On Symmetric and Asymmetric LSHs for Inner Product Search

Published 21 Oct 2014 in stat.ML, cs.DS, cs.IR, and cs.LG | (1410.5518v3)

Abstract: We consider the problem of designing locality sensitive hashes (LSH) for inner product similarity, and of the power of asymmetric hashes in this context. Shrivastava and Li argue that there is no symmetric LSH for the problem and propose an asymmetric LSH based on different mappings for query and database points. However, we show there does exist a simple symmetric LSH that enjoys stronger guarantees and better empirical performance than the asymmetric LSH they suggest. We also show a variant of the settings where asymmetry is in-fact needed, but there a different asymmetric LSH is required.

Abstract PDF Upgrade to Chat

Citations (165)

View on Semantic Scholar

Summary

The paper demonstrates that a symmetric Locality Sensitive Hashing (LSH) exists for Maximum Inner Product Search (MIPS) under specific data normalization and boundedness conditions, challenging prior claims.
The research identifies key parameter restrictions, showing symmetric LSH is sufficient when queries are normalized and data points are bounded, outperforming previous asymmetric methods in these cases.
Empirical evaluations support the proposed symmetric LSH's superior performance and applicability, encouraging more efficient and parameter-free hashing models in practice.

An Insight into Locality Sensitive Hashing for Inner Product Search

The paper "On Symmetric and Asymmetric LSHs for Inner Product Search," authored by Behnam Neyshabur and Nathan Srebro, deals with explorations into Locality Sensitive Hashing (LSH) applicable to Maximum Inner Product Search (MIPS). Addressing the limitations and capabilities of symmetric and asymmetric LSH when applied to inner product similarity, this research unveils critical findings relevant to efficient data retrieval in high-dimensional spaces.

Traditionally, LSH has been a pivotal technique for approximate nearest neighbor search due to its transformability to hash functions that decrease dimensionality while preserving distance properties. However, challenges arise when adapting LSH to inner product similarity, a core operation in many machine learning applications, such as recommendation systems, multi-class prediction, and vision tasks.

Historically, it was contended that symmetric LSH is inapplicable for inner product search over the entire Euclidean space, leading to the proposal of asymmetric LSH variants. This paper distinguishes itself by demonstrating the existence of a symmetric LSH under specific normalizing conditions, effectively challenging prior conclusions.

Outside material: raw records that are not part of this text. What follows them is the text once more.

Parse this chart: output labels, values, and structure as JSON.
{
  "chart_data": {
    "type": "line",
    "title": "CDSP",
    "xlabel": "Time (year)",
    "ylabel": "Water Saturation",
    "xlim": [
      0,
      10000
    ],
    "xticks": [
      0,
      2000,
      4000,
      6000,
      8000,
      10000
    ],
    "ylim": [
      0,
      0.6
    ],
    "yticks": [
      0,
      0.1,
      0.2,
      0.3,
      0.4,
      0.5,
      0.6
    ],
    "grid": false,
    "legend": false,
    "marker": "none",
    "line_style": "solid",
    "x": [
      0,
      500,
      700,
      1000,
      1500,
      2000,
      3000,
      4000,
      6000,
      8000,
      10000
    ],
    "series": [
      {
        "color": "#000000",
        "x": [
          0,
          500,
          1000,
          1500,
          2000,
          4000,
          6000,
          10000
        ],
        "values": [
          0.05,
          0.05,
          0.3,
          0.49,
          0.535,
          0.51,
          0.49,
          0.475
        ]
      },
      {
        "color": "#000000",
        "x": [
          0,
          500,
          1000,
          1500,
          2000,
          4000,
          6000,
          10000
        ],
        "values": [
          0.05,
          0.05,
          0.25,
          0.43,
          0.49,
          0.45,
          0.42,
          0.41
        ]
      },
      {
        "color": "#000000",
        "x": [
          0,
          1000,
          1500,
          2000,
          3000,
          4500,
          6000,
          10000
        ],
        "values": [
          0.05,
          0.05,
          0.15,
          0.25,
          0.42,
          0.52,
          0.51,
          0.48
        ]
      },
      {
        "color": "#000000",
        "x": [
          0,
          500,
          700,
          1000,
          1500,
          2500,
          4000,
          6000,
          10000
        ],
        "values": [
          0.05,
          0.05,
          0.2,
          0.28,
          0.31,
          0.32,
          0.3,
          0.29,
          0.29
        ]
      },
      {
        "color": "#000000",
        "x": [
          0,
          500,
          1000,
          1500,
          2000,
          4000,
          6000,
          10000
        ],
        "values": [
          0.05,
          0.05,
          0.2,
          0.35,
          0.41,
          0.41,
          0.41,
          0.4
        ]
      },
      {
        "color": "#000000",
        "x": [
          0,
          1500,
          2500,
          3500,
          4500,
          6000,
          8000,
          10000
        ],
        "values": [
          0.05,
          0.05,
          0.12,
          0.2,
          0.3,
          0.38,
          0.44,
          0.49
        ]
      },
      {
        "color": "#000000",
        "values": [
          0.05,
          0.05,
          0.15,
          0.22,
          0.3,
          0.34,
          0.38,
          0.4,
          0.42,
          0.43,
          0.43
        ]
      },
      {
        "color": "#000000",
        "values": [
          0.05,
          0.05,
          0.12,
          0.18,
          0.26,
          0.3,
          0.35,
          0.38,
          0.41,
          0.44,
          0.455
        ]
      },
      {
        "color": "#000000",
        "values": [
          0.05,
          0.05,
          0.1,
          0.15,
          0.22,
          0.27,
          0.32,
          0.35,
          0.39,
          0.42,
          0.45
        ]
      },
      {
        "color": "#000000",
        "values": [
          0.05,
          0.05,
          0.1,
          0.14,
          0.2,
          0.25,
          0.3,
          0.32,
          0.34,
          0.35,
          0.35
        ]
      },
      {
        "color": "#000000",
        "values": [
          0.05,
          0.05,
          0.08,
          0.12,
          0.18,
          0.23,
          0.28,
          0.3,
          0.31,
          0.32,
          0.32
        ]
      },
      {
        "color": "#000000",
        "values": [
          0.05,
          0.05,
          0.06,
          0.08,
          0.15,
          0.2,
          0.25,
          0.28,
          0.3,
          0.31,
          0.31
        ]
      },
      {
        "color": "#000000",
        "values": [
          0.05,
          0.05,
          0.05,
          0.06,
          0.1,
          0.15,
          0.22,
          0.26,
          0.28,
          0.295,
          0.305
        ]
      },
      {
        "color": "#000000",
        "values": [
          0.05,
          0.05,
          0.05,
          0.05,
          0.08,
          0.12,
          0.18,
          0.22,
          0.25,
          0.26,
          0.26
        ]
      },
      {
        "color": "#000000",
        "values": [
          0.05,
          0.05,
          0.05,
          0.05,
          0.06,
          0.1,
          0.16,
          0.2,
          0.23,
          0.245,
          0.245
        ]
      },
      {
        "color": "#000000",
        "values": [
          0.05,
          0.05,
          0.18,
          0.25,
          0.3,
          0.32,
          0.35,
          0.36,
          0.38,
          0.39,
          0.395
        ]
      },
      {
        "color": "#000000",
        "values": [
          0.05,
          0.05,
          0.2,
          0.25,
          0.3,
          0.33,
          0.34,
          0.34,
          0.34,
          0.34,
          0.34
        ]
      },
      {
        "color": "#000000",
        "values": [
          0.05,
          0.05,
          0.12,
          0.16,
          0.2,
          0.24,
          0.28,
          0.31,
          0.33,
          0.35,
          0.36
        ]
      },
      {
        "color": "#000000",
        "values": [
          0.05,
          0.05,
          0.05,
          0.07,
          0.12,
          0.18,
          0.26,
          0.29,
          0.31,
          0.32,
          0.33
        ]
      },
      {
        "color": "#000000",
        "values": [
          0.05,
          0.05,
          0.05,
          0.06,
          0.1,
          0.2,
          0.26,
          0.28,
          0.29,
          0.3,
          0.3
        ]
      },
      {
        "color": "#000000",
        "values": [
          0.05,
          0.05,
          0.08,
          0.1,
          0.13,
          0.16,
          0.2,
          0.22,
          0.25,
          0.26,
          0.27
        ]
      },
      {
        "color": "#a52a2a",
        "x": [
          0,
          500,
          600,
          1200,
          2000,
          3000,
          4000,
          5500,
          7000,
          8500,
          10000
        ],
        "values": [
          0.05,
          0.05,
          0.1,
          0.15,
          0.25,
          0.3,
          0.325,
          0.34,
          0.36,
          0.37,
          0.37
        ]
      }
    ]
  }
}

Research Contributions and Findings

The authors critically assess previous work by Shrivastava, which claimed no symmetric LSH exists for MIPS, necessitating an asymmetric approach. Through rigorous mathematical formulation and probabilistic analysis, Neyshabur and Srebro counter this by showing a simple symmetric LSH, which outperforms the aforementioned methods under normalized query and bounded data assumptions.
The research identifies parameter restrictions and comparisons between symmetric and asymmetric LSH. It defines scenarios where symmetric hashing suffices, such as when queries are normalized and data points are bounded within the unit sphere.
Empirical evaluations accentuate the superior performance and applicability of this symmetric LSH over previously proposed methods, such as l2-alsh and sign-alsh. The symmetric version exhibits improved hashing quality and theoretical properties, suggesting enhanced retrieval precision with simpler, more universal implementations.
The paper also dissects conditions under which asymmetric hashing indeed offers benefits, particularly when no a priori normalization is applied to the data. The findings establish that although symmetric hashes suffice in particular tailored settings, asymmetric hashes retain worth in their broader, unconditional application scenarios.

Theoretical and Practical Implications

The ramifications of these findings extend into both theoretical and practical realms. Theoretically, this research clears ambiguity in the potential or lack thereof for symmetric functions in locality-sensitive scenarios, aligning hashing methods with specific data characteristics and search intentions more precisely. Practically, this encourages the use of more efficient, parameter-free hashing models in real-world applications, reducing computational and implementation burdens.

Looking forward, the approach opens avenues for refining LSH frameworks across varied structures, including other types of similarity measures and high-dimensional data beyond static vector representations. Furthermore, it signals that a comprehensive understanding of the interplay between data preprocessing and hashing methods could spur further optimizations in AI systems reliant on rapid similarity checks.

The study establishes a cornerstone for balancing efficiency and precision in data-intensive systems, posing intriguing questions on the reconciliation of symmetry and asymmetry across different domains, perhaps inspiring future advances in scalable and adaptable LSH methods.